L’objectif affiché d’Erdogan est de « sécuriser » sa frontière avec la Syrie en créant une zone tampon de 30 km de profondeur dans le territoire syrien pour protéger la Turquie de ce qu’il appelle « le problème kurde ». Avec cette opération ce sont les territoires kurdes contrôlés par les YPG, la milice kurde composante principale des FDS et considérée comme groupe terroriste par la Turquie, qui sont visés. Cependant cette action cache d’autres objectifs comme celui de relocaliser les 3,5 millions de réfugiés syriens présents sur le sol turc, en faisant une pierre deux coups, en changeant la géographie humaine de ce territoire, chassant les habitants kurdes pour les remplacer par des Arabes3. Cette opération militaire semble également être très apprécié par l’opinion publique, étant même validée et encouragé par le principal parti de l’opposition, les kémaliste du CHP, ce qui permet à Erdogan de détourner le regard du public de la situation économique catastrophique dans laquelle se trouve actuellement le pays.

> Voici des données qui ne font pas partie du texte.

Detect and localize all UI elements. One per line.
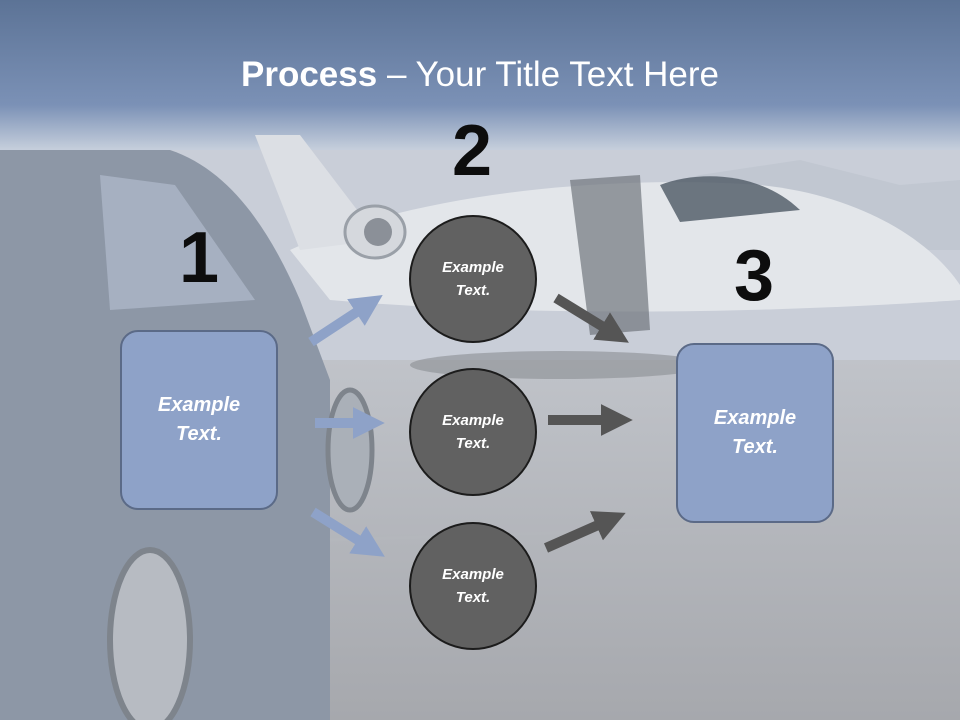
step-number-3: 3 (733, 236, 775, 316)
arrow-right-from-bottom (543, 511, 626, 553)
circle-middle[interactable]: Example Text. (409, 368, 537, 496)
circle-bottom[interactable]: Example Text. (409, 522, 537, 650)
circle-middle-text: Example Text. (442, 412, 504, 452)
right-box[interactable]: Example Text. (676, 343, 834, 523)
arrow-right-from-top (553, 293, 629, 343)
left-box[interactable]: Example Text. (120, 330, 278, 510)
circle-top-text: Example Text. (442, 259, 504, 299)
left-box-text: Example Text. (157, 394, 241, 445)
step-number-2: 2 (451, 111, 493, 191)
arrow-left-down (310, 507, 385, 557)
circle-top[interactable]: Example Text. (409, 215, 537, 343)
right-box-text: Example Text. (713, 407, 797, 458)
arrow-left-up (308, 294, 383, 347)
title-bold: Process (241, 55, 378, 94)
slide-title: Process – Your Title Text Here (0, 54, 960, 96)
title-rest: – Your Title Text Here (377, 55, 719, 94)
circle-bottom-text: Example Text. (442, 566, 504, 606)
step-number-1: 1 (178, 218, 220, 298)
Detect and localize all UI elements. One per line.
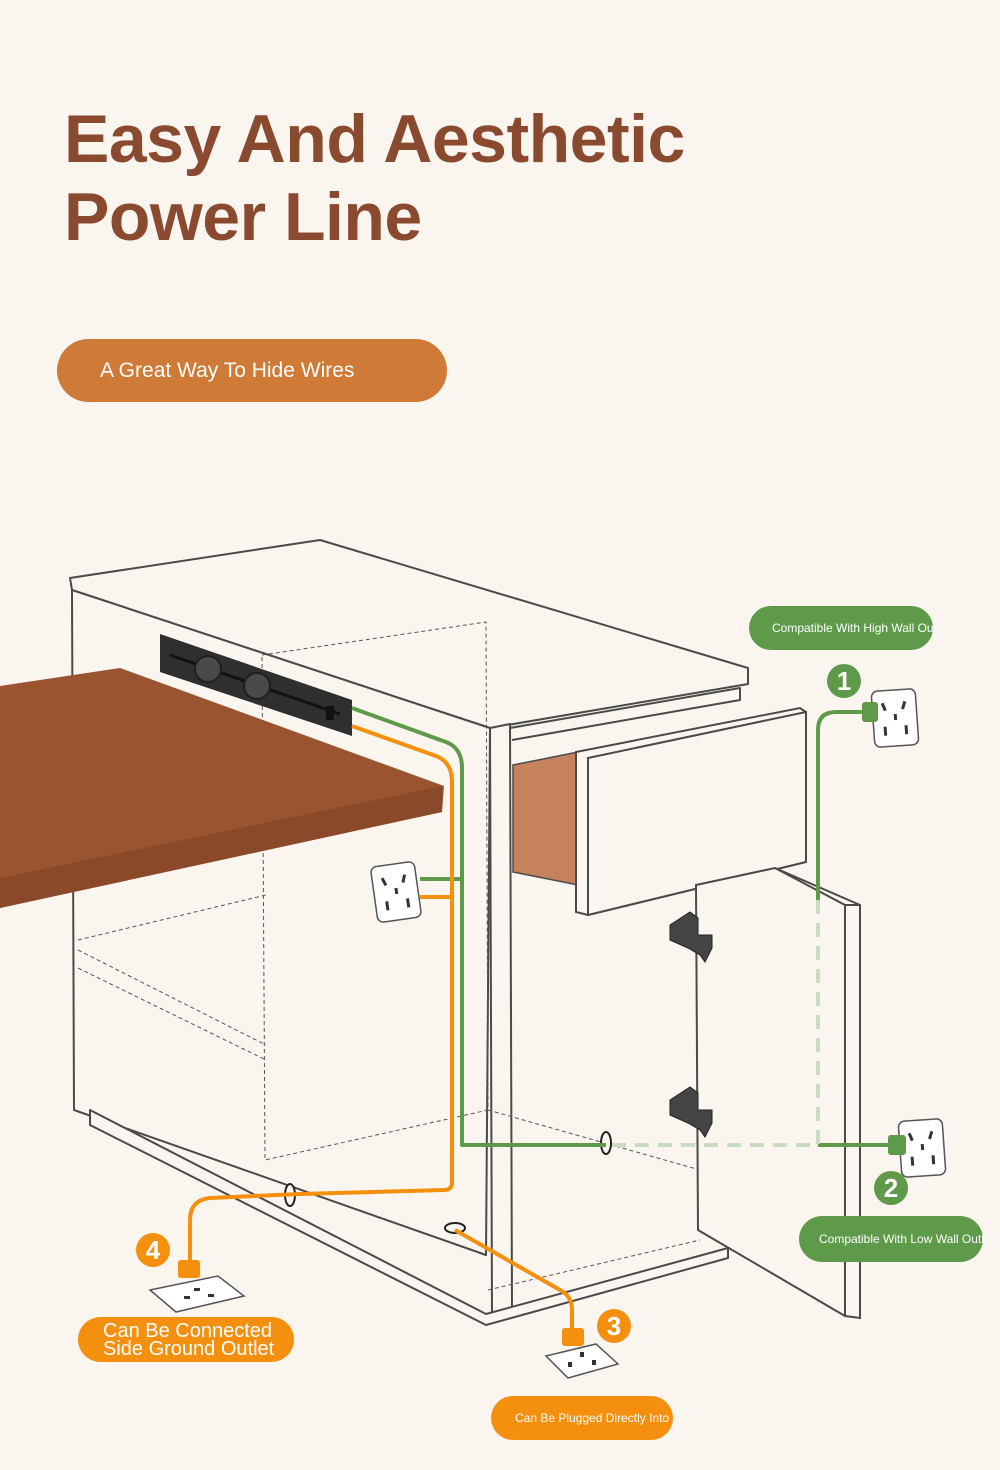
callout-1-label: Compatible With High Wall Ou xyxy=(749,606,933,650)
hinge-icon xyxy=(669,911,713,1138)
green-wire-hidden xyxy=(612,900,820,1147)
callout-4-text-line-1: Can Be Connected xyxy=(103,1319,273,1342)
subtitle-text: A Great Way To Hide Wires xyxy=(100,358,355,382)
callout-2-badge: 2 xyxy=(874,1171,908,1205)
page-title: Easy And Aesthetic Power Line xyxy=(64,100,685,256)
orange-wire xyxy=(188,724,574,1332)
callout-1-text: Compatible With High Wall Ou xyxy=(772,621,933,635)
outlet-icon xyxy=(148,687,947,1379)
subtitle-pill: A Great Way To Hide Wires xyxy=(57,339,447,402)
hidden-lines xyxy=(77,621,701,1291)
drawer-cavity xyxy=(512,751,579,886)
callout-3-badge: 3 xyxy=(597,1309,631,1343)
callout-2-text: Compatible With Low Wall Outl xyxy=(819,1232,983,1246)
callout-4-badge: 4 xyxy=(136,1233,170,1267)
green-wire xyxy=(351,706,890,1147)
callout-4-text-line-2: Side Ground Outlet xyxy=(103,1337,275,1360)
callout-3-text: Can Be Plugged Directly Into T xyxy=(515,1411,673,1425)
callout-1-badge: 1 xyxy=(827,664,861,698)
callout-2-number: 2 xyxy=(883,1172,899,1203)
callout-3-label: Can Be Plugged Directly Into T xyxy=(491,1396,673,1440)
plug-icon xyxy=(178,702,906,1346)
callout-4-label: Can Be Connected Side Ground Outlet xyxy=(78,1317,294,1362)
power-strip-icon xyxy=(160,634,352,736)
title-line-1: Easy And Aesthetic xyxy=(64,101,685,177)
callout-4-number: 4 xyxy=(145,1234,161,1265)
desktop-board xyxy=(0,668,444,908)
callout-2-label: Compatible With Low Wall Outl xyxy=(799,1216,983,1262)
title-line-2: Power Line xyxy=(64,179,422,255)
drawer-front xyxy=(575,706,807,917)
callout-1-number: 1 xyxy=(836,665,852,696)
callout-3-number: 3 xyxy=(606,1310,622,1341)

Une fois l’opération lancé, sous le feu des critiques pour son inaction, le président américain s’est une fois de plus illustré en se justifiant dans un discours témoignant de ses profondes connaissances historiques : « Ils [les Kurdes] ne nous ont pas aidés pendant la Seconde Guerre mondiale. Ils ne nous ont pas aidés en Normandie, par exemple »4.

En réaction à la situation, les sénateurs américains Lindsey Graham et Chris Van Hollen sont parvenus à un accord bipartisane pour imposer de nouvelles sanctions à la Turquie. La France, l’Allemagne et le Royaume-Unis ont également réagi en demandant immédiatement une réunion du conseil de sécurité de l’ONU. Malheureusement, cette réunion n’a rien donné, toute tentative pour se mettre d’accord sur un texte qui condamne fermement l’opération turque a été bloquée, comme on pouvait s’y attendre, par la Russie mais aussi par les États-Unis. La Finlande, la Norvège, la Hollande et l’Allemagne ont déclaré la cessation immédiate des ventes d’armes à la Turquie.

Néanmoins, ces réactions internationales semblent bien dérisoires compte tenu de la situation sur le terrain. L’adage kurde « nous n’avons pas d’amis sauf les montagnes » semble se confirmer une fois encore.

Perspectives :

  • Nouvelle crise humanitaire majeure dans le nord de la Syrie, déjà près de 70 000 personnes poussées à l’exode.
  • Occupation militaire turque du Rojava et fin de l’autonomie de fait du Kurdistan syrien.
  • Résurgence du groupe État islamique.
  • Perte significative de l’influence des États-Unis en Syrie et ce faisant au Moyen-Orient.